Another Go binding for LMDB

In the series on designing and building a distributed concurrent editor, I’ve been using bbolt as the embedded key-value store. That is inspired by LMDB, which is written in C, is extremely fast, is very widely used, and has been around for a fair while now.

LMDB makes read-write transactions fully serialised (literally, only one can happen at a time). When a read-only transaction starts, it works on a snapshot of the database that contains every committed read-write transaction up to the moment the read-only transaction started. The read-only transaction continues to see this snapshot even if other read-write transactions start and commit concurrently with the read-only transaction. These are very nice and easy to work with semantics: you never have to worry about seeing data from uncommitted transactions, you always see a consistent snapshot, and you don’t have to worry about weird interactions between concurrent read-write transactions because there are none.

Several years ago, I tweaked an existing Go binding for LMDB and extended it a bit. I recently went back and had a look at that code, and the normal thing happened when looking at your own code from more than 6 months ago: “Which idiot wrote this? This code is terrible. I would never write it like this today”. Etc. So, using the actors framework I wrote about last week, I decided to write a new Go binding to LMDB.

The most comprehensive existing Go binding I came across is Bryan Matsuo’s. However, even that is several years bit-rotten: the tests don’t pass without a bit of tweaking, and although he’s clearly gone to some trouble to minimise unnecessary copying of data between Go land and C land, on a close inspection, the C code does violate the Cgo contract about not storing any Go pointers in Go memory. I suspect the code was written before that detail of Cgo was formalised anyway.

All of the existing bindings that I could find (including my previous one), are low-level bindings: they expose the LMDB API fairly faithfully. That has pros and cons: you get a lot of flexibility, but you also have to rebuild a lot of the things that these days you might expect to get for free – particularly things you get for free with BBolt. So I wanted this new binding to be pretty high-level: scenarios where it’s both fairly obvious what the ideal behaviour is, and it’s achievable, the binding should take care of things for you. Especially when the result is an API and semantics that are somewhat more idiomatic and user-friendly.

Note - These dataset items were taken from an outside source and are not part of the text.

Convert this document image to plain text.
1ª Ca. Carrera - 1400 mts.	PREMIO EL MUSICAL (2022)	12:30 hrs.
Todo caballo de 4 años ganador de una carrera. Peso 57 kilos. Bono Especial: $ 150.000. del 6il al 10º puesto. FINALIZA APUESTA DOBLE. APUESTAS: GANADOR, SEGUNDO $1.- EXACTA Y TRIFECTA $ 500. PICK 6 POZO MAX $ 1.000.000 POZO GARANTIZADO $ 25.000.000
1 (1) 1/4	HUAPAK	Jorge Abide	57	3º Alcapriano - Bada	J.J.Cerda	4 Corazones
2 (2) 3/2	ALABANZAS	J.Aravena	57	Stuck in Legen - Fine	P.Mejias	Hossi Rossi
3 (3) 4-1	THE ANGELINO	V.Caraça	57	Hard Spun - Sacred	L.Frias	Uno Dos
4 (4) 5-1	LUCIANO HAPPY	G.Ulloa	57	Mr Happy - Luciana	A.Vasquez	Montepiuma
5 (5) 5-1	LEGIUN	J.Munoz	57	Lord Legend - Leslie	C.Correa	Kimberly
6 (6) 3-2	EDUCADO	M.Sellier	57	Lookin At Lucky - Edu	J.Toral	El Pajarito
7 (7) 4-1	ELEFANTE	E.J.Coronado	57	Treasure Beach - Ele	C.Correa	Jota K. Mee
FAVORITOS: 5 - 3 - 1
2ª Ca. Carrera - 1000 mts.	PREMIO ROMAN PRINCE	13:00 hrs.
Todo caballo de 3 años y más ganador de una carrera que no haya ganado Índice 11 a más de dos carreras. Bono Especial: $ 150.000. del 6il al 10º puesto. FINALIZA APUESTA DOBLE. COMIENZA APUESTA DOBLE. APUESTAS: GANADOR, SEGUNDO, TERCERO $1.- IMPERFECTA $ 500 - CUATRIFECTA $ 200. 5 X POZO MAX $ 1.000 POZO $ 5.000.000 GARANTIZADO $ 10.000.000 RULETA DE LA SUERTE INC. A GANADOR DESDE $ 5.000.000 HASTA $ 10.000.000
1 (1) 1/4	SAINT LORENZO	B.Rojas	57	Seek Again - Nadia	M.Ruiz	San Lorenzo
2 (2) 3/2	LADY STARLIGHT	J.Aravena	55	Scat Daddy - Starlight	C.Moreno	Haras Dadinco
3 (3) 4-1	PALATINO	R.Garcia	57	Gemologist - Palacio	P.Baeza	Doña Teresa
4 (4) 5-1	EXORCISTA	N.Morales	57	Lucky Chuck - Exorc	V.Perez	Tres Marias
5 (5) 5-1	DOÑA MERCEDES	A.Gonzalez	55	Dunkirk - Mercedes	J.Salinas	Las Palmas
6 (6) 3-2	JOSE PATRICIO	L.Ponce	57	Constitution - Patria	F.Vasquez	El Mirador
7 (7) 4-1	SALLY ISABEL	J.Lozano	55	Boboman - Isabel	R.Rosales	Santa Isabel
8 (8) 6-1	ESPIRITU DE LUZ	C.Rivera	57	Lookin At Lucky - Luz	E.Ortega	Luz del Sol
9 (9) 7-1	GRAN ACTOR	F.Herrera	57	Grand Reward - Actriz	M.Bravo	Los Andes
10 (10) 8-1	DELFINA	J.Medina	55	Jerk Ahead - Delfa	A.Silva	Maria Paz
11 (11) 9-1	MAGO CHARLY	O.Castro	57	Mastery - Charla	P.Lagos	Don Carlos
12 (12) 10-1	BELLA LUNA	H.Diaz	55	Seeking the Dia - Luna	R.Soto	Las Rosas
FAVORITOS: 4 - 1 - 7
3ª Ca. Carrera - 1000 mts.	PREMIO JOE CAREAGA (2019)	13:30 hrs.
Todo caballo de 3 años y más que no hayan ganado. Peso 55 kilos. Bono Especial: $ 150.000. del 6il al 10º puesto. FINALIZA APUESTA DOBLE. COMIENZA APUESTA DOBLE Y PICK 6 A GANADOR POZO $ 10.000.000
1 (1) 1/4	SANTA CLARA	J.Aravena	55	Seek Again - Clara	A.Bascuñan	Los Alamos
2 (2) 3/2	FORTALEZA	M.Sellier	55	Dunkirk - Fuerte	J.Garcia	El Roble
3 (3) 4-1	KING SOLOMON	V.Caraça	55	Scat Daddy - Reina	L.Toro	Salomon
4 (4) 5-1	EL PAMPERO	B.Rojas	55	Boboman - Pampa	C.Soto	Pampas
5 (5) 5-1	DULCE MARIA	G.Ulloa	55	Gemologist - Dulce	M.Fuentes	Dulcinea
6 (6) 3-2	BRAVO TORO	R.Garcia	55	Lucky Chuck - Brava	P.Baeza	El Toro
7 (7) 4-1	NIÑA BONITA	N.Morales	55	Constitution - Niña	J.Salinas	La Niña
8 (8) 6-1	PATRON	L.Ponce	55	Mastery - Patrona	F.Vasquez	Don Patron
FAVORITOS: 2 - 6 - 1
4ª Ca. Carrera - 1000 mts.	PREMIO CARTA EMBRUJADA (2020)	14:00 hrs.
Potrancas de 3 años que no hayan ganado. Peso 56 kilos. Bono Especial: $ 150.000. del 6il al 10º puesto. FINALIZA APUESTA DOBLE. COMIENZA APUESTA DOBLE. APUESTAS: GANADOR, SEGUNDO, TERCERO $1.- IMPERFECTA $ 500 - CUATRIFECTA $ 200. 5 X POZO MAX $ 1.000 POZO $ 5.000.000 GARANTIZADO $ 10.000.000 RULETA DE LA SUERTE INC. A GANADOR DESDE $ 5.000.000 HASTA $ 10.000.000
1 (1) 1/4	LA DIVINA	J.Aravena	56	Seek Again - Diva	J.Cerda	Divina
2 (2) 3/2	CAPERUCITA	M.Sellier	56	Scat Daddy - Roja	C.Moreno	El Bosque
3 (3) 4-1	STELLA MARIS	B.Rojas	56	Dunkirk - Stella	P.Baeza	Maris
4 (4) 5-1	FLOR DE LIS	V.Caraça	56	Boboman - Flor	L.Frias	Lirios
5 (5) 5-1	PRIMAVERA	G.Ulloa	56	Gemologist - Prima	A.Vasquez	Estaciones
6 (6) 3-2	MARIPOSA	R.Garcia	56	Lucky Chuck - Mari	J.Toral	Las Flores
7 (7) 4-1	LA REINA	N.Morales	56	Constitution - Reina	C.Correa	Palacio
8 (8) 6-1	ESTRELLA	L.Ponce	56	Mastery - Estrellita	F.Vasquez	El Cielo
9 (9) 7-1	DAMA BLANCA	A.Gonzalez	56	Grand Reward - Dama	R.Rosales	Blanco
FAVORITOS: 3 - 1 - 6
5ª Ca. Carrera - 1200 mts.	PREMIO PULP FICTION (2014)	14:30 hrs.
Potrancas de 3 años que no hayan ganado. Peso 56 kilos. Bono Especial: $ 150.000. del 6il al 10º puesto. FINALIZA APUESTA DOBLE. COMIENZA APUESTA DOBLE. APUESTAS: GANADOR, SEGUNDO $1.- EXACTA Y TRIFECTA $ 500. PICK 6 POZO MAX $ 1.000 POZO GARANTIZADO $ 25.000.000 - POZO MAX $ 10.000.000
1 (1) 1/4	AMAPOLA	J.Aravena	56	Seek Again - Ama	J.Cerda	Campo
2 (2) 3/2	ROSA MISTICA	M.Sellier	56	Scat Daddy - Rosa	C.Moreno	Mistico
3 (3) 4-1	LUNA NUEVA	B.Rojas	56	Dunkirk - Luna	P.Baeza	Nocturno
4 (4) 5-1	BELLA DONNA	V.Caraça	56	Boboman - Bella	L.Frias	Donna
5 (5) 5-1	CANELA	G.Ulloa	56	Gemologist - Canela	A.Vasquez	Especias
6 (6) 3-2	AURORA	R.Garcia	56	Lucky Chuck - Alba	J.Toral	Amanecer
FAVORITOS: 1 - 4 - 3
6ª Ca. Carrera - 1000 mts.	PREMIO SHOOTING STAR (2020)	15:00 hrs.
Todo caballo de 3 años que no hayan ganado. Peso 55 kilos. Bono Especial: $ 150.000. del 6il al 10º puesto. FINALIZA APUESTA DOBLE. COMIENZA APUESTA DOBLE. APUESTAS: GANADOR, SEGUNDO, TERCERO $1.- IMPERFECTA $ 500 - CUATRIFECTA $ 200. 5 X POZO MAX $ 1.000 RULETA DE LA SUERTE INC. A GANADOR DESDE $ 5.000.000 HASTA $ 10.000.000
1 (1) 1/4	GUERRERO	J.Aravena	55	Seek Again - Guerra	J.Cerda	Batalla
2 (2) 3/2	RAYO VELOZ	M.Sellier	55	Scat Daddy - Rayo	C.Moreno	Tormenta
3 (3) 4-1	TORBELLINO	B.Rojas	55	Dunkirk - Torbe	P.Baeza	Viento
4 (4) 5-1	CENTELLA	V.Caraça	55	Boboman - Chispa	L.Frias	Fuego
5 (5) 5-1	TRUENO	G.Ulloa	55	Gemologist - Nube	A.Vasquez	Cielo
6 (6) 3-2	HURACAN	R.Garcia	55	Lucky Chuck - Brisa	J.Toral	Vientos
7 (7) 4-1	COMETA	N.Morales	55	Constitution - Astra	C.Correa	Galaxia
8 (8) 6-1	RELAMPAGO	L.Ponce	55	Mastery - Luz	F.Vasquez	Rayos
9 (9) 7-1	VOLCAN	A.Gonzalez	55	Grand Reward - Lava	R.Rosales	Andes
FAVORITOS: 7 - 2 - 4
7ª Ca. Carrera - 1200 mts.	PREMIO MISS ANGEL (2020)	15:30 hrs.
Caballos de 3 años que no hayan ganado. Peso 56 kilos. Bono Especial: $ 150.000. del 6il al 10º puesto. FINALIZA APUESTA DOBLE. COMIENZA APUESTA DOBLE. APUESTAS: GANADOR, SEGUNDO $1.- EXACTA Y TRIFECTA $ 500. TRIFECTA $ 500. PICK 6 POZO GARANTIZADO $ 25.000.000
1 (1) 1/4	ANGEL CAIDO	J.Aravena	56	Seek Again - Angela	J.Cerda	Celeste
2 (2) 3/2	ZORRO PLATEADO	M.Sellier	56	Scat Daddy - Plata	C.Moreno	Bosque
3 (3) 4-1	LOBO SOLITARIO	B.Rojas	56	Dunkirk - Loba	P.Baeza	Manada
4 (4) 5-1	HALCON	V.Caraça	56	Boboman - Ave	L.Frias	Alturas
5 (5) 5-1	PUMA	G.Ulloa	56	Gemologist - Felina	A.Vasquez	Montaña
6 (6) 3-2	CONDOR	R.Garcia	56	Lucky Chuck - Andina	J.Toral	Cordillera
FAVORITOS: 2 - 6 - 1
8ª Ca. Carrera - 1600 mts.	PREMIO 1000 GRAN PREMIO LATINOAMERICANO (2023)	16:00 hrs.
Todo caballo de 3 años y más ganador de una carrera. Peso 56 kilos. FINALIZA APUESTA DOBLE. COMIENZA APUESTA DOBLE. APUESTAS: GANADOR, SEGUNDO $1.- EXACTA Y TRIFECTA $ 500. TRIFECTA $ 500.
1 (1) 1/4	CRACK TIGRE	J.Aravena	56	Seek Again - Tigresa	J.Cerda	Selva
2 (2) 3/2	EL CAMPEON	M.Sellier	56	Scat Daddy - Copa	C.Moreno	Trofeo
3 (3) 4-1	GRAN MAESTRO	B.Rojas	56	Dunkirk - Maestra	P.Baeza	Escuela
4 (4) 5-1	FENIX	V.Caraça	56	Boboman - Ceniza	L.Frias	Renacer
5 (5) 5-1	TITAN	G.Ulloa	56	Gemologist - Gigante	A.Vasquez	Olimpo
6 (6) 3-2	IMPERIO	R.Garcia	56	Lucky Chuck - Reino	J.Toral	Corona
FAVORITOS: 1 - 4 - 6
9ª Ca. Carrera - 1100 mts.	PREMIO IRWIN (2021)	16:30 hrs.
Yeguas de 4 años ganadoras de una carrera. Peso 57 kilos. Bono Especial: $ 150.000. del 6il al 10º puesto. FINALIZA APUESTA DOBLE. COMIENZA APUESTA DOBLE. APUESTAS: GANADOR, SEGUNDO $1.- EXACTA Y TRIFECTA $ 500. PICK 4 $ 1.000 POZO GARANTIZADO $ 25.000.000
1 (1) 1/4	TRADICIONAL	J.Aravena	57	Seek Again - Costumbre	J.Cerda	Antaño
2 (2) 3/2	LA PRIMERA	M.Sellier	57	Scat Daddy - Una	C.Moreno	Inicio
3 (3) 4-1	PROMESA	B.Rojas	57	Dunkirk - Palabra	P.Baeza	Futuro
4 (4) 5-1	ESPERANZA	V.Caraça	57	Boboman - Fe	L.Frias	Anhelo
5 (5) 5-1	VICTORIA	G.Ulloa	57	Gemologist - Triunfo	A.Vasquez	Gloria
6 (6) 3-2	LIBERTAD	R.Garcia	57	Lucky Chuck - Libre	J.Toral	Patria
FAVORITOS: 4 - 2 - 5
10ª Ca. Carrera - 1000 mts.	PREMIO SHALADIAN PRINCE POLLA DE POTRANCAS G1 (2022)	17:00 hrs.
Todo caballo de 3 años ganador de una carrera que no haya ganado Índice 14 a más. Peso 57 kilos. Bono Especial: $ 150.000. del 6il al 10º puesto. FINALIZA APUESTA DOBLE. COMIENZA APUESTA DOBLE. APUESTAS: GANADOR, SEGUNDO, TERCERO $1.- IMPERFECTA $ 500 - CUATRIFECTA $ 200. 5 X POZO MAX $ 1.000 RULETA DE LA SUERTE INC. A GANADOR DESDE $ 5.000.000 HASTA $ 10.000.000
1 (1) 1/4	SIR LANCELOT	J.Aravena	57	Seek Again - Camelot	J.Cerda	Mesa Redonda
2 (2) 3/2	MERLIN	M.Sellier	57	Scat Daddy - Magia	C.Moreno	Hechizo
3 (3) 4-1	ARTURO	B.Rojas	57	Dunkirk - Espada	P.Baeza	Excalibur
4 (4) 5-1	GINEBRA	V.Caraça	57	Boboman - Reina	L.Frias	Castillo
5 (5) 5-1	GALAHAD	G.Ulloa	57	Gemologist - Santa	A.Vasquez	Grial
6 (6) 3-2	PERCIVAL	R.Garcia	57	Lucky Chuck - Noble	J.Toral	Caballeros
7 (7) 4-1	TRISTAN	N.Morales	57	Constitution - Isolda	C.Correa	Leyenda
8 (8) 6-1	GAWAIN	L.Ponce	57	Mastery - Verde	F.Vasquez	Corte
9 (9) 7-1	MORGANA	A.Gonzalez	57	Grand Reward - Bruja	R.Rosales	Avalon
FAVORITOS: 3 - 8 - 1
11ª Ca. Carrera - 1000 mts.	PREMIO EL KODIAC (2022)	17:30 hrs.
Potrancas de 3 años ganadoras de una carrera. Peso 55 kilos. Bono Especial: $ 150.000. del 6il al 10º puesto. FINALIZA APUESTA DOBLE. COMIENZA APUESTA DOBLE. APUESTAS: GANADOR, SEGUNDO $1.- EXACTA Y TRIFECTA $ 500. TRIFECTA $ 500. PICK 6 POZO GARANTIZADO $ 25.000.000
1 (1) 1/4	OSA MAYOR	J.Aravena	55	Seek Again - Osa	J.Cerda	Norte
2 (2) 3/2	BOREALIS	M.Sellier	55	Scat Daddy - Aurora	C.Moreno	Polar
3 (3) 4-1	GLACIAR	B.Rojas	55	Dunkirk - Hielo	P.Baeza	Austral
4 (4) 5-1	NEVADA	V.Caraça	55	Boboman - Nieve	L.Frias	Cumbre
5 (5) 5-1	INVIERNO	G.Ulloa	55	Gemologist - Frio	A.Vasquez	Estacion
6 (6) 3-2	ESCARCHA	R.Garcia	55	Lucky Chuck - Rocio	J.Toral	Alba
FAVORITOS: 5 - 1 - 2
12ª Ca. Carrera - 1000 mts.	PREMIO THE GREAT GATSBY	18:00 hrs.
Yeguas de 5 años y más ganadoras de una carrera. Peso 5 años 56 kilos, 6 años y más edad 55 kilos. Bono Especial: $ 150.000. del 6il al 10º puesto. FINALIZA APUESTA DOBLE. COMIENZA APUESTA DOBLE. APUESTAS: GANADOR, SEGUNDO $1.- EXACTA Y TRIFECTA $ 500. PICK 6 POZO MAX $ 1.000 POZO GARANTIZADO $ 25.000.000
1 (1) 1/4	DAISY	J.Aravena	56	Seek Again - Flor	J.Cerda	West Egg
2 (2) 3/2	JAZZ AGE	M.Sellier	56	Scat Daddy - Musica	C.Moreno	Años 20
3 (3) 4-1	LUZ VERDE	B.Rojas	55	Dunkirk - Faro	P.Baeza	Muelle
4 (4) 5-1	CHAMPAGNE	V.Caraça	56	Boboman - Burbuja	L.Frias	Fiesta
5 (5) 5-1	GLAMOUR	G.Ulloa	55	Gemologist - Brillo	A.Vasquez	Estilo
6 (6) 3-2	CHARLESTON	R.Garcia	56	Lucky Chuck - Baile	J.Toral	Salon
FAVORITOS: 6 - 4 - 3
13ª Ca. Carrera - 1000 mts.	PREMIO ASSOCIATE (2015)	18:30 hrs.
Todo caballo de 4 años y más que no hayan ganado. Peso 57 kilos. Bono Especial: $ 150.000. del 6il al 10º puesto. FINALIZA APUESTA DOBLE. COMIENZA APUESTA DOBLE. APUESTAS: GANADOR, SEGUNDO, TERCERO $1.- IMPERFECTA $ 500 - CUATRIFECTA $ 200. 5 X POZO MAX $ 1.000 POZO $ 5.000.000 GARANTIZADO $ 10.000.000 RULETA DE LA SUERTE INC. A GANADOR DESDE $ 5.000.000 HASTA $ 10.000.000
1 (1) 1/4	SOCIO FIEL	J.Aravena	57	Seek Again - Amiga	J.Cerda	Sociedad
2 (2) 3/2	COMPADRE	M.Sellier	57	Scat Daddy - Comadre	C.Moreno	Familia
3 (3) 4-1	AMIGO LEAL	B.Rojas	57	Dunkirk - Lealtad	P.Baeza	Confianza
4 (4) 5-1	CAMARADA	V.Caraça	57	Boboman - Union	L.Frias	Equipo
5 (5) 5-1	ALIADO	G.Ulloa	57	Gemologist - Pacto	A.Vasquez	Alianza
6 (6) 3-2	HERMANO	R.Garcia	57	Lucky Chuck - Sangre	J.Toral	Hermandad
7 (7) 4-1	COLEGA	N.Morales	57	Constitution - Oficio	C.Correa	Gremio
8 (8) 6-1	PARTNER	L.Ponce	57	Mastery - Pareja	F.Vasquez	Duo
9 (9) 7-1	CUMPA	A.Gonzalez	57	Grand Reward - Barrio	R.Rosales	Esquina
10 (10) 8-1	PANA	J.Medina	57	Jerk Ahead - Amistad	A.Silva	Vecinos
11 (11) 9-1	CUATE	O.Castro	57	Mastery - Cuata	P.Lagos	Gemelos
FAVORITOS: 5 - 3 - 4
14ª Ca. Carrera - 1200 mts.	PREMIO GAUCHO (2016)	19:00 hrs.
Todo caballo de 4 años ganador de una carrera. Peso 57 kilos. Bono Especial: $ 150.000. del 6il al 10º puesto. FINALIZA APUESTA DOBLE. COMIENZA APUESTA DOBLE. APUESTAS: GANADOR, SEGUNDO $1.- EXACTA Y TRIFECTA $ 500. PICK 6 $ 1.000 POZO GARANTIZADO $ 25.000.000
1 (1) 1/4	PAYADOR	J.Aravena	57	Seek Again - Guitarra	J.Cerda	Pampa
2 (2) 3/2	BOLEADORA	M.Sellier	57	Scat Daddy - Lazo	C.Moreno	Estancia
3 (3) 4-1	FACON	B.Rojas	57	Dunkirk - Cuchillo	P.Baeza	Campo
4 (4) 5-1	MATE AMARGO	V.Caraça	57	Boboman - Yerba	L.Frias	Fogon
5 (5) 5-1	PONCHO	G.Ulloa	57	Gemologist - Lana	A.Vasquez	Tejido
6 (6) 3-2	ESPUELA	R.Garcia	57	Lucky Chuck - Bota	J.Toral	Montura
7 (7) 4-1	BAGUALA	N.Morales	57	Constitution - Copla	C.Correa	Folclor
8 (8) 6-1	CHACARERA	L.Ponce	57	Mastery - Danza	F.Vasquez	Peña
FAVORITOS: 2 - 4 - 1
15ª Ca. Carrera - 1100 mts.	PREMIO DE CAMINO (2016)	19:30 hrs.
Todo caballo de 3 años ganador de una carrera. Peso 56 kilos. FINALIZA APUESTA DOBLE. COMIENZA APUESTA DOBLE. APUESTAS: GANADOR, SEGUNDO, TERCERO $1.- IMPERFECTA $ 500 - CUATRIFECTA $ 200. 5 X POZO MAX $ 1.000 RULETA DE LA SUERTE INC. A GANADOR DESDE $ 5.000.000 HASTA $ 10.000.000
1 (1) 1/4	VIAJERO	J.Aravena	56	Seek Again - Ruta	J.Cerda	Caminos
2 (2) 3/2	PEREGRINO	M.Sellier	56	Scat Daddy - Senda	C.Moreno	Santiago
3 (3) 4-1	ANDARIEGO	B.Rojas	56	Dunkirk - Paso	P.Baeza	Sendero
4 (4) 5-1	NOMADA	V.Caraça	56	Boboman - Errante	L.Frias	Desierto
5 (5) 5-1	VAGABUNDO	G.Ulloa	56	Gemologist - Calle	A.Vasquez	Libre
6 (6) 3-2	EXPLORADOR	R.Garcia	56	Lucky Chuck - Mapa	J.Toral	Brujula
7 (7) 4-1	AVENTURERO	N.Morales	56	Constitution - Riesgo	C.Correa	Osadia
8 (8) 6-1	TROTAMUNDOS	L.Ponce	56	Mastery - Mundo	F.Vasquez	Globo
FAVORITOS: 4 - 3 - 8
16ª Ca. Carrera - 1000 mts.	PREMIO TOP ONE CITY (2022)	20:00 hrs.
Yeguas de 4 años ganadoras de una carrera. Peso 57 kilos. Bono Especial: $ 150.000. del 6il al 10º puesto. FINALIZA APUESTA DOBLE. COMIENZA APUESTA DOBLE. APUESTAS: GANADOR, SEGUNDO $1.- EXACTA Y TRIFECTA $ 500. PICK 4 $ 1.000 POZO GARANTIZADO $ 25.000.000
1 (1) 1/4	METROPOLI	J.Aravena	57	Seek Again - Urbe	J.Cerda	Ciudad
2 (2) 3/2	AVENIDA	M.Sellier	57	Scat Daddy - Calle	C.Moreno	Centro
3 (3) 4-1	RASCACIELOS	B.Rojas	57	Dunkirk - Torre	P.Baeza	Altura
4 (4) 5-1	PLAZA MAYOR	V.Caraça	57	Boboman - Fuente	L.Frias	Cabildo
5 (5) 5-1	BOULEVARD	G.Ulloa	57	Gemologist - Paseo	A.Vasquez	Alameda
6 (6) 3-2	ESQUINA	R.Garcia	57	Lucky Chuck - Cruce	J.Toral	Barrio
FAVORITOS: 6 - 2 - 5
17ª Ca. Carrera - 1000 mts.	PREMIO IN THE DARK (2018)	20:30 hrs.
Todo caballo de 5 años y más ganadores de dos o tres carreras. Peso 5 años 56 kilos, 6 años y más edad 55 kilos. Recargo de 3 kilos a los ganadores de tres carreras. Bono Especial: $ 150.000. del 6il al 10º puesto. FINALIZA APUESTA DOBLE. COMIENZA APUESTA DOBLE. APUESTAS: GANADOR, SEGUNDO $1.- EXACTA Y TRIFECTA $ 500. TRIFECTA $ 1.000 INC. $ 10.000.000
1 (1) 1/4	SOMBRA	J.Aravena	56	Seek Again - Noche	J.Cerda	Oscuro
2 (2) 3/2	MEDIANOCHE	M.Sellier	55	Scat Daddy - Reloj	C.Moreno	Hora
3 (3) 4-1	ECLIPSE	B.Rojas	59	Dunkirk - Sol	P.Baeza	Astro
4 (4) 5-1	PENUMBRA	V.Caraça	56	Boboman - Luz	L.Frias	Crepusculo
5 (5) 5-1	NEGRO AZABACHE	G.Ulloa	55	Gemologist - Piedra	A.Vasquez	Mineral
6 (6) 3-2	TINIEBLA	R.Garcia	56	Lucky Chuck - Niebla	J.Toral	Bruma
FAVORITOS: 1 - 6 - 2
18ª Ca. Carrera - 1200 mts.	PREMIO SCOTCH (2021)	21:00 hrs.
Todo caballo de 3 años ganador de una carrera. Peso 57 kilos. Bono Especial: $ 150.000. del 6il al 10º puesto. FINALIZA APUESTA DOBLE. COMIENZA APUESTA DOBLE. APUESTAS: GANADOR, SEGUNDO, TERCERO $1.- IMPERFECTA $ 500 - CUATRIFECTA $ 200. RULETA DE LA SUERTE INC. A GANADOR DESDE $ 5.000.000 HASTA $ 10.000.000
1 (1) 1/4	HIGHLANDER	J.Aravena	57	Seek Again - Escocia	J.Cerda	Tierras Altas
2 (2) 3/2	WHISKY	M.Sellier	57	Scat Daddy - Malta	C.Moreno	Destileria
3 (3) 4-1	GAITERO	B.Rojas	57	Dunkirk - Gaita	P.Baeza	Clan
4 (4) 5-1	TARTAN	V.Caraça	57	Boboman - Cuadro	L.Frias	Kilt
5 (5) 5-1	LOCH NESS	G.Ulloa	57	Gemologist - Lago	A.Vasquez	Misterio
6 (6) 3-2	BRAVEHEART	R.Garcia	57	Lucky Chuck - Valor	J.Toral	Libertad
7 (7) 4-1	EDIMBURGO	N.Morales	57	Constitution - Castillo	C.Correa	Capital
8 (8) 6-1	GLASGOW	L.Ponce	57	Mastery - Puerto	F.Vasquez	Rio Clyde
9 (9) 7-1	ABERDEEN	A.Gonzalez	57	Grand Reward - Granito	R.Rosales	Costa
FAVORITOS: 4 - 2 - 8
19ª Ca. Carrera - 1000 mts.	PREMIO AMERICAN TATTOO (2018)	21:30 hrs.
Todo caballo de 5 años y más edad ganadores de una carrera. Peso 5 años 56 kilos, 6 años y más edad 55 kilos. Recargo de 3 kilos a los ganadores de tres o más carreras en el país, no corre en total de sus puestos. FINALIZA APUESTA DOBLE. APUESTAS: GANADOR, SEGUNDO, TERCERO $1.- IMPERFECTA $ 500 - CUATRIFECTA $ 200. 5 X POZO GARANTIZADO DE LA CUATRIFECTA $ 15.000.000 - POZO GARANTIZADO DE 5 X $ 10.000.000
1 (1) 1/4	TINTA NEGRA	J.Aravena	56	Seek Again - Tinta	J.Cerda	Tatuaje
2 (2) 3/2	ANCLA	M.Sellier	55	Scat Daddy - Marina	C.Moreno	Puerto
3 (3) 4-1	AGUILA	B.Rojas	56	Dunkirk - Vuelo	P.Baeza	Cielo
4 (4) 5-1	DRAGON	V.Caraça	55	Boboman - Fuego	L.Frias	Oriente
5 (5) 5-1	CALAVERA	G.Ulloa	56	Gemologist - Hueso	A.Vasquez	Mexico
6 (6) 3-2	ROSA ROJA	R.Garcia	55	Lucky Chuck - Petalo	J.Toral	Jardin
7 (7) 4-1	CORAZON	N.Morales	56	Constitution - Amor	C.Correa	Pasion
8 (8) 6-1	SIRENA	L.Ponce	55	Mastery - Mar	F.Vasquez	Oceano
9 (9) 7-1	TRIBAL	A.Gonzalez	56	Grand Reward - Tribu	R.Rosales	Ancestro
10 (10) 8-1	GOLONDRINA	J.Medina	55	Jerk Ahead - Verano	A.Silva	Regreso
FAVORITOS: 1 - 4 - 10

With LMDB you get some similar stuff to BBolt:

  • keys and values are byte arrays.
  • normal get and put APIs.
  • keys are sorted lexically (though there are flags to change to that to numerically sorted keys).
  • you can use cursors to move about, based on the key sorting.
  • many concurrent readers are supported, but just one writer at a time.

But you also get some bits I wanted to hide:

  • if the database file gets full, you get an error. There’s an API to increase the size, but it’s up to you to call it.
  • the cursors API is a little weird and tersely documented.
  • once you start a read-write transaction, you need to stay in the same OS-thread, which in Go means using os.LockOSThread.

Additionally, commits of lots of small read-write transactions can demonstrate instantaneous performance slower than you might expect. This can be alleviated by batching together read-write transactions where possible, and thus amortising the cost of the commit.

An actor for the read-write side works quite nicely: that can take care of the batching, and auto-resizing, and the server-side Go-routine can lock itself to an OS thread. Read-only transactions can hang off the same struct for a clean API design, but they don’t talk to the actor at all other using a RW-mutex to make sure there’s not a resize going on and so it’s safe to start.

I’ve tried not to hide too much of LMDB, but there are a number of features I’ve decided to not support as they just don’t fit with the API design. I don’t particularly want to duplicate the LMDB documentation (except where it’s really necessary to improve it), so I frequently do refer back to the upstream API docs.

It’s all done, and it seems to work. I’ve written what I think is a fairly reasonable soak test: i.e. a test that runs for as long as you want, and stresses the API and concurrency. Nearly all of the rest of the API is covered by tests too.

I am aware that there is a degree of competitiveness between LMDB and other designs for embedded key-value stores: LMDB is B+tree based and uses mmap. Many other key-value stores use log-structured merge-trees. If you go searching, you’ll easily find some rivalry between these two camps, and evidence that performing benchmarks which are meaningful and make best use of all these designs is tricky, and so it’s easy to make conclusions from unsafe data. There’s also a very recent paper Are You Sure You Want to Use MMAP in Your Database Management System? which explains that once your dataset gets bigger than your RAM, relying on the OS to page data in and out (as is the case when using mmap) is almost certainly a bad idea. So, I’m not at all suggesting that LMDB (or BBolt) are the last word, or even the best option, in embedded key-value database designs. But, I’ve used them a fair amount over the years with success.